Centers of Distinction: Origins and Future

Centers evolved from Hiram's 2005 Education that Works Strategic plan and the concurrent work of the Program Prioritization Committee. This group of faculty had been tasked with robust self-analysis of our academic programs in search of our key strengths upon which we could differentiate ourselves in a saturated higher education landscape.

Education that Works

(2005 Strategic Plan)

In the 2005-2006 academic year, faculty were invited by the Vice President and Academic Dean to draft proposals for the creation of Centers of Excellence.  These were vetted by Hiram's Academic Program Committee (APC), who were charged with making recommendations to the President. Proposals were evaluated according to their ability to advance our areas of distinctiveness, as well as their power to drive compelling messaging of their relevance and appeal to both prospective students and external organizations and individuals. Our Vice Presidents of Institutional Advancement and Enrollment Management served as consultants to APC to help evaluate the recruitment and advancement potential of proposed entities. In 2006, the administration formally established 6 Centers of Excellence, three of which had prior histories as organizational units on campus, and three which were novel.  In 2010, we added a seventh.

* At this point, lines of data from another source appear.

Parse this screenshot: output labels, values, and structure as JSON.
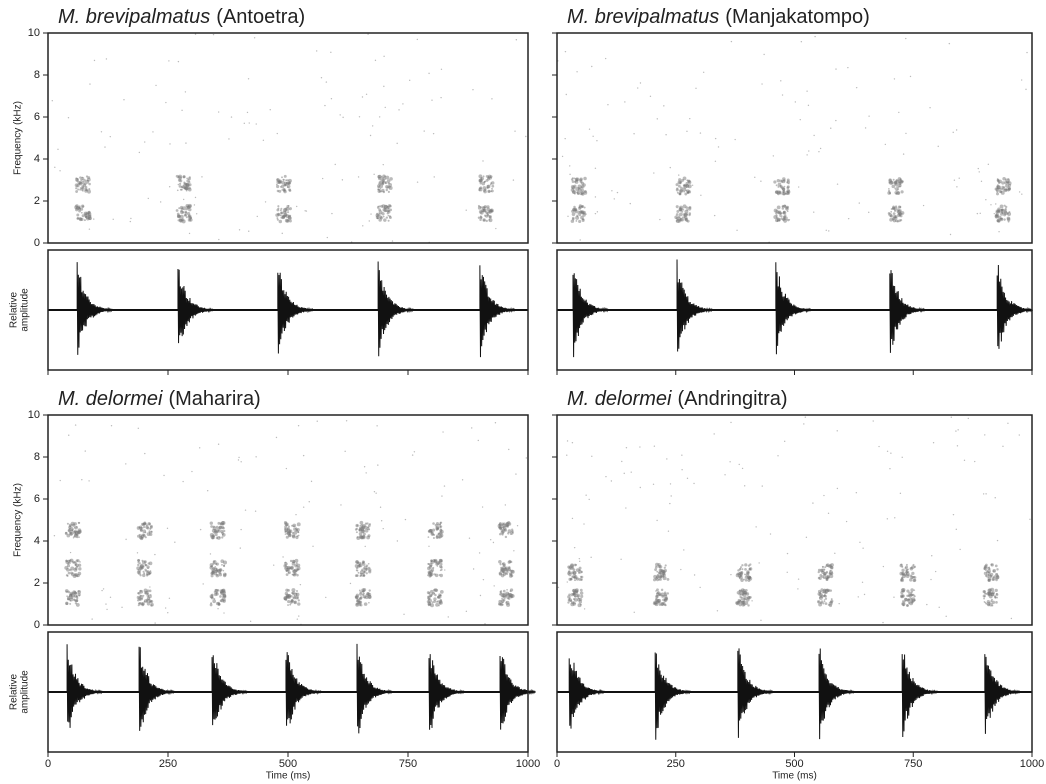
{
  "chart_data": [
    {
      "type": "spectrogram",
      "species": "M. brevipalmatus",
      "location": "(Antoetra)",
      "ylabel": "Frequency (kHz)",
      "amplitude_label": [
        "Relative",
        "amplitude"
      ],
      "ylim": [
        0,
        10
      ],
      "yticks": [
        0,
        2,
        4,
        6,
        8,
        10
      ],
      "xlim": [
        0,
        1000
      ],
      "xticks": [
        0,
        250,
        500,
        750,
        1000
      ],
      "call_times": [
        67,
        277,
        485,
        694,
        906
      ],
      "bands": [
        1.4,
        2.8
      ]
    },
    {
      "type": "spectrogram",
      "species": "M. brevipalmatus",
      "location": "(Manjakatompo)",
      "ylim": [
        0,
        10
      ],
      "yticks": [
        0,
        2,
        4,
        6,
        8,
        10
      ],
      "xlim": [
        0,
        1000
      ],
      "xticks": [
        0,
        250,
        500,
        750,
        1000
      ],
      "call_times": [
        40,
        259,
        467,
        707,
        933
      ],
      "bands": [
        1.4,
        2.7
      ]
    },
    {
      "type": "spectrogram",
      "species": "M. delormei",
      "location": "(Maharira)",
      "ylabel": "Frequency (kHz)",
      "amplitude_label": [
        "Relative",
        "amplitude"
      ],
      "xlabel": "Time (ms)",
      "ylim": [
        0,
        10
      ],
      "yticks": [
        0,
        2,
        4,
        6,
        8,
        10
      ],
      "xlim": [
        0,
        1000
      ],
      "xticks": [
        0,
        250,
        500,
        750,
        1000
      ],
      "call_times": [
        46,
        196,
        348,
        502,
        650,
        800,
        948
      ],
      "bands": [
        1.3,
        2.7,
        4.5
      ]
    },
    {
      "type": "spectrogram",
      "species": "M. delormei",
      "location": "(Andringitra)",
      "xlabel": "Time (ms)",
      "ylim": [
        0,
        10
      ],
      "yticks": [
        0,
        2,
        4,
        6,
        8,
        10
      ],
      "xlim": [
        0,
        1000
      ],
      "xticks": [
        0,
        250,
        500,
        750,
        1000
      ],
      "call_times": [
        32,
        213,
        387,
        558,
        733,
        907
      ],
      "bands": [
        1.3,
        2.5
      ]
    }
  ]
}
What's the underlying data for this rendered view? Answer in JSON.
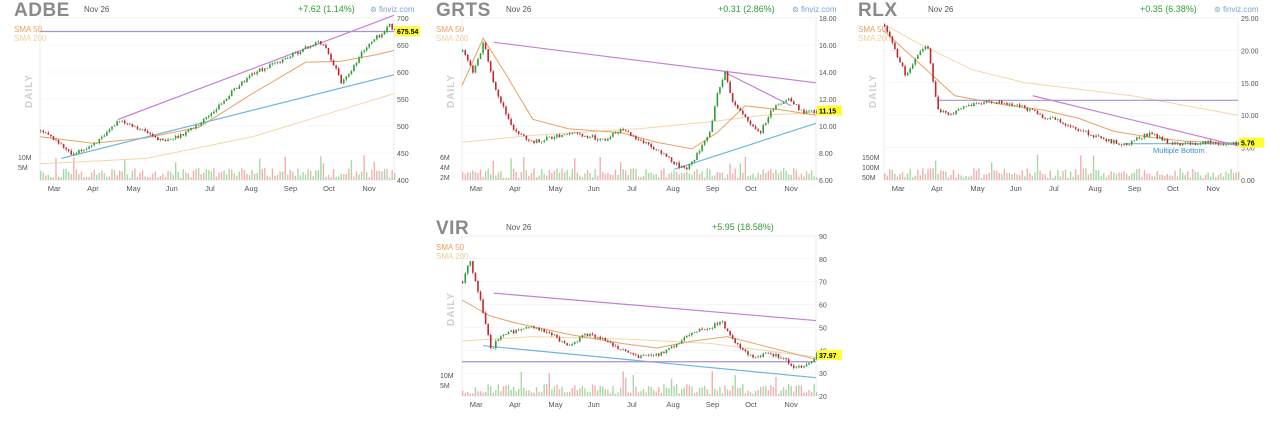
{
  "chart_data": [
    {
      "type": "candlestick",
      "ticker": "ADBE",
      "date": "Nov 26",
      "change": "+7.62 (1.14%)",
      "brand": "finviz.com",
      "sma50_label": "SMA 50",
      "sma200_label": "SMA 200",
      "daily_label": "DAILY",
      "last_price_label": "675.54",
      "last_price": 675.54,
      "months": [
        "Mar",
        "Apr",
        "May",
        "Jun",
        "Jul",
        "Aug",
        "Sep",
        "Oct",
        "Nov"
      ],
      "yticks": [
        "700",
        "650",
        "600",
        "550",
        "500",
        "450",
        "400"
      ],
      "ytick_values": [
        700,
        650,
        600,
        550,
        500,
        450,
        400
      ],
      "vol_labels": [
        "10M",
        "5M"
      ],
      "ylim": [
        400,
        700
      ],
      "price_path": [
        [
          0,
          490
        ],
        [
          0.04,
          475
        ],
        [
          0.09,
          445
        ],
        [
          0.13,
          460
        ],
        [
          0.18,
          480
        ],
        [
          0.22,
          512
        ],
        [
          0.26,
          502
        ],
        [
          0.3,
          488
        ],
        [
          0.35,
          470
        ],
        [
          0.4,
          485
        ],
        [
          0.45,
          505
        ],
        [
          0.5,
          535
        ],
        [
          0.55,
          570
        ],
        [
          0.6,
          598
        ],
        [
          0.65,
          612
        ],
        [
          0.7,
          628
        ],
        [
          0.75,
          645
        ],
        [
          0.78,
          655
        ],
        [
          0.8,
          650
        ],
        [
          0.83,
          612
        ],
        [
          0.85,
          580
        ],
        [
          0.87,
          598
        ],
        [
          0.89,
          615
        ],
        [
          0.91,
          640
        ],
        [
          0.93,
          652
        ],
        [
          0.95,
          665
        ],
        [
          0.97,
          672
        ],
        [
          0.985,
          690
        ],
        [
          1.0,
          675.54
        ]
      ],
      "sma50_path": [
        [
          0,
          480
        ],
        [
          0.15,
          468
        ],
        [
          0.3,
          478
        ],
        [
          0.45,
          498
        ],
        [
          0.6,
          560
        ],
        [
          0.75,
          618
        ],
        [
          0.85,
          620
        ],
        [
          0.95,
          632
        ],
        [
          1.0,
          640
        ]
      ],
      "sma200_path": [
        [
          0,
          430
        ],
        [
          0.3,
          440
        ],
        [
          0.6,
          480
        ],
        [
          0.8,
          520
        ],
        [
          1.0,
          560
        ]
      ],
      "trendlines": [
        {
          "color": "#c77fd9",
          "points": [
            [
              0.22,
              512
            ],
            [
              1.0,
              705
            ]
          ]
        },
        {
          "color": "#6fb6dc",
          "points": [
            [
              0.06,
              440
            ],
            [
              1.0,
              595
            ]
          ]
        },
        {
          "color": "#a890d8",
          "points": [
            [
              0,
              675
            ],
            [
              1.0,
              675
            ]
          ]
        }
      ]
    },
    {
      "type": "candlestick",
      "ticker": "GRTS",
      "date": "Nov 26",
      "change": "+0.31 (2.86%)",
      "brand": "finviz.com",
      "sma50_label": "SMA 50",
      "sma200_label": "SMA 200",
      "daily_label": "DAILY",
      "last_price_label": "11.15",
      "last_price": 11.15,
      "months": [
        "Mar",
        "Apr",
        "May",
        "Jun",
        "Jul",
        "Aug",
        "Sep",
        "Oct",
        "Nov"
      ],
      "yticks": [
        "18.00",
        "16.00",
        "14.00",
        "12.00",
        "10.00",
        "8.00",
        "6.00"
      ],
      "ytick_values": [
        18,
        16,
        14,
        12,
        10,
        8,
        6
      ],
      "vol_labels": [
        "6M",
        "4M",
        "2M"
      ],
      "ylim": [
        6,
        18
      ],
      "price_path": [
        [
          0,
          15.5
        ],
        [
          0.03,
          14
        ],
        [
          0.06,
          16.2
        ],
        [
          0.09,
          13
        ],
        [
          0.12,
          11
        ],
        [
          0.15,
          9.5
        ],
        [
          0.2,
          8.8
        ],
        [
          0.3,
          9.5
        ],
        [
          0.4,
          9
        ],
        [
          0.45,
          9.8
        ],
        [
          0.5,
          9
        ],
        [
          0.55,
          8.2
        ],
        [
          0.6,
          7.2
        ],
        [
          0.63,
          6.8
        ],
        [
          0.66,
          7.8
        ],
        [
          0.7,
          9.5
        ],
        [
          0.72,
          12.5
        ],
        [
          0.74,
          14
        ],
        [
          0.76,
          12
        ],
        [
          0.8,
          10.5
        ],
        [
          0.84,
          9.5
        ],
        [
          0.88,
          11.5
        ],
        [
          0.92,
          12
        ],
        [
          0.96,
          11
        ],
        [
          1.0,
          11.15
        ]
      ],
      "sma50_path": [
        [
          0,
          13
        ],
        [
          0.06,
          16.5
        ],
        [
          0.12,
          14
        ],
        [
          0.2,
          10.5
        ],
        [
          0.3,
          9.8
        ],
        [
          0.45,
          9.5
        ],
        [
          0.55,
          8.8
        ],
        [
          0.65,
          8.3
        ],
        [
          0.72,
          9.5
        ],
        [
          0.8,
          11.5
        ],
        [
          0.9,
          11.2
        ],
        [
          1.0,
          10.8
        ]
      ],
      "sma200_path": [
        [
          0,
          8.8
        ],
        [
          0.2,
          9.3
        ],
        [
          0.5,
          9.8
        ],
        [
          0.7,
          10.3
        ],
        [
          0.85,
          10.8
        ],
        [
          1.0,
          11
        ]
      ],
      "trendlines": [
        {
          "color": "#c77fd9",
          "points": [
            [
              0.09,
              16.2
            ],
            [
              1.0,
              13.2
            ]
          ]
        },
        {
          "color": "#c77fd9",
          "points": [
            [
              0.74,
              14
            ],
            [
              0.93,
              11.5
            ]
          ]
        },
        {
          "color": "#6fb6dc",
          "points": [
            [
              0.6,
              6.8
            ],
            [
              1.0,
              10.2
            ]
          ]
        }
      ]
    },
    {
      "type": "candlestick",
      "ticker": "RLX",
      "date": "Nov 26",
      "change": "+0.35 (6.38%)",
      "brand": "finviz.com",
      "sma50_label": "SMA 50",
      "sma200_label": "SMA 200",
      "daily_label": "DAILY",
      "last_price_label": "5.76",
      "last_price": 5.76,
      "annotation": "Multiple Bottom",
      "months": [
        "Mar",
        "Apr",
        "May",
        "Jun",
        "Jul",
        "Aug",
        "Sep",
        "Oct",
        "Nov"
      ],
      "yticks": [
        "25.00",
        "20.00",
        "15.00",
        "10.00",
        "5.00",
        "0.00"
      ],
      "ytick_values": [
        25,
        20,
        15,
        10,
        5,
        0
      ],
      "vol_labels": [
        "150M",
        "100M",
        "50M"
      ],
      "ylim": [
        0,
        25
      ],
      "price_path": [
        [
          0,
          24
        ],
        [
          0.03,
          20
        ],
        [
          0.06,
          16
        ],
        [
          0.09,
          19
        ],
        [
          0.12,
          21
        ],
        [
          0.15,
          11
        ],
        [
          0.18,
          10
        ],
        [
          0.22,
          11
        ],
        [
          0.27,
          12
        ],
        [
          0.32,
          12
        ],
        [
          0.38,
          11.5
        ],
        [
          0.44,
          10
        ],
        [
          0.5,
          9
        ],
        [
          0.56,
          7.5
        ],
        [
          0.62,
          6.2
        ],
        [
          0.68,
          5.5
        ],
        [
          0.72,
          6.5
        ],
        [
          0.75,
          7.2
        ],
        [
          0.8,
          5.8
        ],
        [
          0.86,
          5.5
        ],
        [
          0.92,
          6
        ],
        [
          0.96,
          5.2
        ],
        [
          1.0,
          5.76
        ]
      ],
      "sma50_path": [
        [
          0,
          23
        ],
        [
          0.1,
          18
        ],
        [
          0.2,
          13
        ],
        [
          0.35,
          11.5
        ],
        [
          0.45,
          10.8
        ],
        [
          0.55,
          9.5
        ],
        [
          0.65,
          7.5
        ],
        [
          0.75,
          6.6
        ],
        [
          0.85,
          6
        ],
        [
          1.0,
          5.7
        ]
      ],
      "sma200_path": [
        [
          0,
          24
        ],
        [
          0.1,
          21
        ],
        [
          0.25,
          17
        ],
        [
          0.4,
          15
        ],
        [
          0.55,
          14
        ],
        [
          0.7,
          13
        ],
        [
          0.85,
          11.5
        ],
        [
          1.0,
          10
        ]
      ],
      "trendlines": [
        {
          "color": "#a890d8",
          "points": [
            [
              0.15,
              12.3
            ],
            [
              1.0,
              12.3
            ]
          ]
        },
        {
          "color": "#c77fd9",
          "points": [
            [
              0.42,
              13
            ],
            [
              1.0,
              5.3
            ]
          ]
        },
        {
          "color": "#6fb6dc",
          "points": [
            [
              0.68,
              5.6
            ],
            [
              1.0,
              5.6
            ]
          ]
        }
      ]
    },
    {
      "type": "candlestick",
      "ticker": "VIR",
      "date": "Nov 26",
      "change": "+5.95 (18.58%)",
      "brand": "finviz.com",
      "sma50_label": "SMA 50",
      "sma200_label": "SMA 200",
      "daily_label": "DAILY",
      "last_price_label": "37.97",
      "last_price": 37.97,
      "months": [
        "Mar",
        "Apr",
        "May",
        "Jun",
        "Jul",
        "Aug",
        "Sep",
        "Oct",
        "Nov"
      ],
      "yticks": [
        "90",
        "80",
        "70",
        "60",
        "50",
        "40",
        "30",
        "20"
      ],
      "ytick_values": [
        90,
        80,
        70,
        60,
        50,
        40,
        30,
        20
      ],
      "vol_labels": [
        "10M",
        "5M"
      ],
      "ylim": [
        20,
        90
      ],
      "price_path": [
        [
          0,
          70
        ],
        [
          0.02,
          80
        ],
        [
          0.05,
          62
        ],
        [
          0.08,
          40
        ],
        [
          0.1,
          45
        ],
        [
          0.14,
          48
        ],
        [
          0.2,
          50
        ],
        [
          0.26,
          46
        ],
        [
          0.3,
          42
        ],
        [
          0.35,
          47
        ],
        [
          0.4,
          45
        ],
        [
          0.45,
          40
        ],
        [
          0.5,
          37
        ],
        [
          0.55,
          38
        ],
        [
          0.6,
          42
        ],
        [
          0.65,
          48
        ],
        [
          0.7,
          50
        ],
        [
          0.73,
          53
        ],
        [
          0.76,
          45
        ],
        [
          0.79,
          41
        ],
        [
          0.82,
          36
        ],
        [
          0.86,
          39
        ],
        [
          0.9,
          37
        ],
        [
          0.94,
          32
        ],
        [
          0.97,
          33
        ],
        [
          1.0,
          37.97
        ]
      ],
      "sma50_path": [
        [
          0,
          62
        ],
        [
          0.08,
          55
        ],
        [
          0.15,
          52
        ],
        [
          0.3,
          47
        ],
        [
          0.45,
          43
        ],
        [
          0.55,
          41
        ],
        [
          0.65,
          44
        ],
        [
          0.75,
          46
        ],
        [
          0.85,
          42
        ],
        [
          1.0,
          36
        ]
      ],
      "sma200_path": [
        [
          0,
          44
        ],
        [
          0.2,
          46
        ],
        [
          0.45,
          45
        ],
        [
          0.7,
          43
        ],
        [
          0.85,
          40
        ],
        [
          1.0,
          37
        ]
      ],
      "trendlines": [
        {
          "color": "#c77fd9",
          "points": [
            [
              0.09,
              65
            ],
            [
              1.0,
              53
            ]
          ]
        },
        {
          "color": "#6fb6dc",
          "points": [
            [
              0.06,
              42
            ],
            [
              1.0,
              28
            ]
          ]
        },
        {
          "color": "#a890d8",
          "points": [
            [
              0,
              35
            ],
            [
              1.0,
              35
            ]
          ]
        }
      ]
    }
  ]
}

Early in the ontogeny of Hiram's Centers, the Board of Trustees established a Centers' Taskforce to monitor their progress as part of its effort to steward the Education that Works strategic Plan. Centers are supported by the efforts of faculty and staff across campus. Each Center was established with a faculty member as its Director, and a College development officer was partnered with each Director to serve as a liaison with institutional advancement efforts. Each Center has created an external Advisory Council (subsequently renamed Center Resource Councils) in order to gain advice and build traction for the program, and establish strategic partnerships aligned with the goals of each. In 2009, the President appointed a Director of Strategic Academic Initiatives to work with the Vice President and Academic Dean and the Vice President of Development to stimulate further development of Centers, as well as to establish benchmarks to allow the College to assess their impact.  For example, during their first five years, Centers sponsored more than 70 events per year, and attracted more than $7 million in restricted giving to the College. We also know that they provide a powerful draw for prospective students.

In 2010, the College initiated development of a new strategic plan, Firmly Rooted in the Future, which reaffirmed Hiram's commitment to Centers of Distinction, and challenges us to seek to further integrate them into the educational experiences of our students.

Firmly Rooted in the Future

(2011 Strategic Plan)

In addition to our ongoing work, Centers are collaborating with our Resource Councils, Career Services and Alumni Relations to establish new funnels for experiential learning opportunities for students, both on campus and in partnership with external organizations.